10. The computing system of claim 1, wherein the one or more memories comprise dynamic random access memory (DRAM).
11. The computing system of claim 1, wherein the OS-writeable objective field comprises a minimum uncompressed cache objective field, the minimum uncompressed cache objective field corresponding to a quantity of the plurality of physical pages to remain uncompressed.
12. The computing system of claim 1, wherein the OS-writeable objective field comprises an unused allocation objective field, the unused allocation objective field corresponding to an unused quantity of the portion that is allocated to the process.
13. A computing system, comprising:
one or more memories; and
a controller configured to manage allocation of the one or more memories to a process based on one or more memory allocation objectives received from an operating system (OS), wherein to manage allocation of the one or more memories to the process, the controller is further configured to:
determine a quantity of available memory in the one or more memories;
allocate a portion of the quantity of available memory to the process;
map the portion that is allocated to the process to a control block among a plurality of control blocks;
map a plurality of physical pages used by the process to the control block, the plurality of physical pages being associated with a memory managed by the OS; and
determine whether the plurality of physical pages should be compressed based at least in part on a plurality of OS-writeable objective fields contained in the control block and a recency of access scheme associated with the plurality of physical pages.
14. The computing system of claim 13, wherein the recency of access scheme is associated with a least recently used (LRU) pointer and a most recently used (MRU) pointer contained in the control block.
15. The computing system of claim 14, wherein the recency of access scheme is associated with the controller being configured to move a recency node of a recently accessed physical page of the plurality of physical pages toward the MRU pointer.
16. The computing system of claim 13, wherein to allocate the portion of the quantity of available memory to the process, the controller is further configured to:
determine a free list of machine-physical pages in the one or more memories;
map the portion to one or more pages of the free list of machine-physical pages; and
map the one or more pages of the free list to the plurality of physical pages.
17. The computing system of claim 13, wherein the controller is further configured to manage allocation of the one or more memories to a second process based on the one or more allocation objectives received from the OS, the second process being similar to the process, the controller configured to schedule compression between the process and the second process based at least in part on a round robin scheduling method.
18. The computing system of claim 13, wherein the plurality of OS-writeable objective fields comprises a total allocation objective field, a minimum uncompressed cache objective field, and an unused allocation objective field.

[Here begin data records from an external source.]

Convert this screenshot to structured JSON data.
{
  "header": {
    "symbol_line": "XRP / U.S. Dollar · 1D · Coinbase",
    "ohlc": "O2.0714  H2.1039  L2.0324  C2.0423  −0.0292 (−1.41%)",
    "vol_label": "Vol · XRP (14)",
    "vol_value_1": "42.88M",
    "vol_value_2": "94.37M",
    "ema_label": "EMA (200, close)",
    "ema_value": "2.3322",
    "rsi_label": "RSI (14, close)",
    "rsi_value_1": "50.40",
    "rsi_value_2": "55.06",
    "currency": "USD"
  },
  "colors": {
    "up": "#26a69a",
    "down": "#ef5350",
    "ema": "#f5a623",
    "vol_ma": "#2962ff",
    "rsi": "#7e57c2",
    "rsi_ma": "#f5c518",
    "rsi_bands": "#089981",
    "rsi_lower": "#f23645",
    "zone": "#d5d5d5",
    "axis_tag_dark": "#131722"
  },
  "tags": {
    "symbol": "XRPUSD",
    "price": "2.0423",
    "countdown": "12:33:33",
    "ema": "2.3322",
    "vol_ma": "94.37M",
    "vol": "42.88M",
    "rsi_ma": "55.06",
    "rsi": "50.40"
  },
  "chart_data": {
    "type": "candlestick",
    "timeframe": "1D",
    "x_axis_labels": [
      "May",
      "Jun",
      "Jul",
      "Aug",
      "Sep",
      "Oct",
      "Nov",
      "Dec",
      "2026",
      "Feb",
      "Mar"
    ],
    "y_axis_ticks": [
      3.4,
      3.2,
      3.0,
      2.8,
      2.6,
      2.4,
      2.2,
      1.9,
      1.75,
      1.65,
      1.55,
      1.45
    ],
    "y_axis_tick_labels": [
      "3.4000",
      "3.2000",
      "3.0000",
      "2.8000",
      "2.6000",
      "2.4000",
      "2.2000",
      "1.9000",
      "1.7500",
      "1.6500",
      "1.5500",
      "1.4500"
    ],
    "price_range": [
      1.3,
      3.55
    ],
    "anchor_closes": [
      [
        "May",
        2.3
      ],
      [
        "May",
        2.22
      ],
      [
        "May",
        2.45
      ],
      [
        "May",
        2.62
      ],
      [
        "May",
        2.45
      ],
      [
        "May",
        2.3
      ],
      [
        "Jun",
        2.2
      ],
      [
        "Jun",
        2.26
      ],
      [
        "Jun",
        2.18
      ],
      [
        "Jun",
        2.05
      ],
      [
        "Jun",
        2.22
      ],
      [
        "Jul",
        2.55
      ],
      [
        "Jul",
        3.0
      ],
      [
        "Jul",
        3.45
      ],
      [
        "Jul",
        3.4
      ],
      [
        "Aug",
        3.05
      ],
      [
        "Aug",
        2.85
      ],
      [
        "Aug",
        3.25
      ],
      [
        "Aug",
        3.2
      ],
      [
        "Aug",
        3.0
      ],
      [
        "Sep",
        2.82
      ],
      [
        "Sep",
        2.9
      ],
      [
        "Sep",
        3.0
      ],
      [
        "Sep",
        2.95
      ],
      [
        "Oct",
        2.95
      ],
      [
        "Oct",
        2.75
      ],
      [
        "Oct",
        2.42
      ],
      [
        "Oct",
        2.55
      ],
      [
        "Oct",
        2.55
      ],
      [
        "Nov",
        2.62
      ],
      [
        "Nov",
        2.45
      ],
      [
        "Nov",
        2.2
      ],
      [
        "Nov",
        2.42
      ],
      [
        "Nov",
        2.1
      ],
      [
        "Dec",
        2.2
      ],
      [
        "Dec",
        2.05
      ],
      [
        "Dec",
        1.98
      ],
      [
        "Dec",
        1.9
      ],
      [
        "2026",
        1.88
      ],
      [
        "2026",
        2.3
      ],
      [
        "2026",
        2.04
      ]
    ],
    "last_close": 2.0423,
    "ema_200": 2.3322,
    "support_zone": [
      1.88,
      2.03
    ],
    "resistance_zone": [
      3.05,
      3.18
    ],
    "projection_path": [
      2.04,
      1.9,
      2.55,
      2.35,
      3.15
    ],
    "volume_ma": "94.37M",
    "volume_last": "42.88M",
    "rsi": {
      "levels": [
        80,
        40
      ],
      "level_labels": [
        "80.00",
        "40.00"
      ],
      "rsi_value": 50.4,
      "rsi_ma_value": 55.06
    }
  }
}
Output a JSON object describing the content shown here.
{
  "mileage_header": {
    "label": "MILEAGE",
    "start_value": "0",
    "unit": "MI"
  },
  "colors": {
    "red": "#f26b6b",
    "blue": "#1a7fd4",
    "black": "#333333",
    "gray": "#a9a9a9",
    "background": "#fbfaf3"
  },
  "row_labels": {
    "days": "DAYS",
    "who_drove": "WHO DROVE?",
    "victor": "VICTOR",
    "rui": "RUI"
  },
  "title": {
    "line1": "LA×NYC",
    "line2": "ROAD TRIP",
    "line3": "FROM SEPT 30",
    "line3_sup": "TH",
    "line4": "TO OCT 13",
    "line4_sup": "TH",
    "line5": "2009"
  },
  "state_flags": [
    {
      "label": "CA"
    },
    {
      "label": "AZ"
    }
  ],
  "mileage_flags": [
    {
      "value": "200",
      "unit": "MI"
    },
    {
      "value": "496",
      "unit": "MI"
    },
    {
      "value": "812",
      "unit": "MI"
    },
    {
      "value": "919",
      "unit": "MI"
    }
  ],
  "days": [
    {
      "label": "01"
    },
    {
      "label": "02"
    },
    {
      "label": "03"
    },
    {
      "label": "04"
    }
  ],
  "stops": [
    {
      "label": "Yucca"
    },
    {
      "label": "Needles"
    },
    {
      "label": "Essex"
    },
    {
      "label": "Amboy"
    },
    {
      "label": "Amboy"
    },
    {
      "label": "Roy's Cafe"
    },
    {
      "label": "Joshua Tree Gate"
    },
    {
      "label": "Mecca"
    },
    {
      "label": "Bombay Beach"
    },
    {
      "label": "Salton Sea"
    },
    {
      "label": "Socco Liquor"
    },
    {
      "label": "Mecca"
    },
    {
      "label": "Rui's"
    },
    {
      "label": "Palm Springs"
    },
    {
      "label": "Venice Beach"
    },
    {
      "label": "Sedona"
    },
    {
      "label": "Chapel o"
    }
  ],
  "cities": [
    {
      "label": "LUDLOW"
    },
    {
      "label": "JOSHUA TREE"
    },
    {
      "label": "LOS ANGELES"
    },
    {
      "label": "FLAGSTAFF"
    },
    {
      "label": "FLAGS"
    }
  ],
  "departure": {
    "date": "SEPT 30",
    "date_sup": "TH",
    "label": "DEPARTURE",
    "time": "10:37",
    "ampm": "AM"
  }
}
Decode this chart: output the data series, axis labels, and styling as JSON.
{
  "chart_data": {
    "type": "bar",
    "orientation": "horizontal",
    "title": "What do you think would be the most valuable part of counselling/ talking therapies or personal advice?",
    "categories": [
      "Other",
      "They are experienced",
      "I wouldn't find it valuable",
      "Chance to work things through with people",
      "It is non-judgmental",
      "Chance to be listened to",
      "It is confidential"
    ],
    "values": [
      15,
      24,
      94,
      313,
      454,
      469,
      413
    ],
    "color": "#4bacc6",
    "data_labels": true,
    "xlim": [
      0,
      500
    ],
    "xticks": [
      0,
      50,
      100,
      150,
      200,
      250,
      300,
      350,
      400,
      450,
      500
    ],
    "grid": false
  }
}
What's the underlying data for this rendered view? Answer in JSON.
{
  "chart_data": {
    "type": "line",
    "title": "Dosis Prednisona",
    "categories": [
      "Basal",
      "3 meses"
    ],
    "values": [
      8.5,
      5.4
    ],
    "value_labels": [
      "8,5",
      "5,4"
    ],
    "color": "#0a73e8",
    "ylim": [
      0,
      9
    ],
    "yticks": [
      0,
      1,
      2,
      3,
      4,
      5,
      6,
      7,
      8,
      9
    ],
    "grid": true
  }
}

19. A method for managing allocation of one or more memories to a process based on one or more memory allocation objectives received from an operating system (OS), the method comprising:
determining a quantity of available memory in the one or more memories;
allocating a portion of the quantity of available memory to the process;
mapping the portion that is allocated to the process to a control block among a plurality of control blocks;
mapping a plurality of physical pages used by the process to the control block, the plurality of physical pages being associated with a memory managed by the OS; and
determining whether one or more physical pages of the plurality of physical pages should be compressed based at least in part on an OS-writeable objective field contained in the control block.
20. The method of claim 19, wherein the OS-writeable objective field contained in the control block comprises a selection of: a total allocation objective field, a minimum uncompressed cache objective field, or an unused allocation objective field.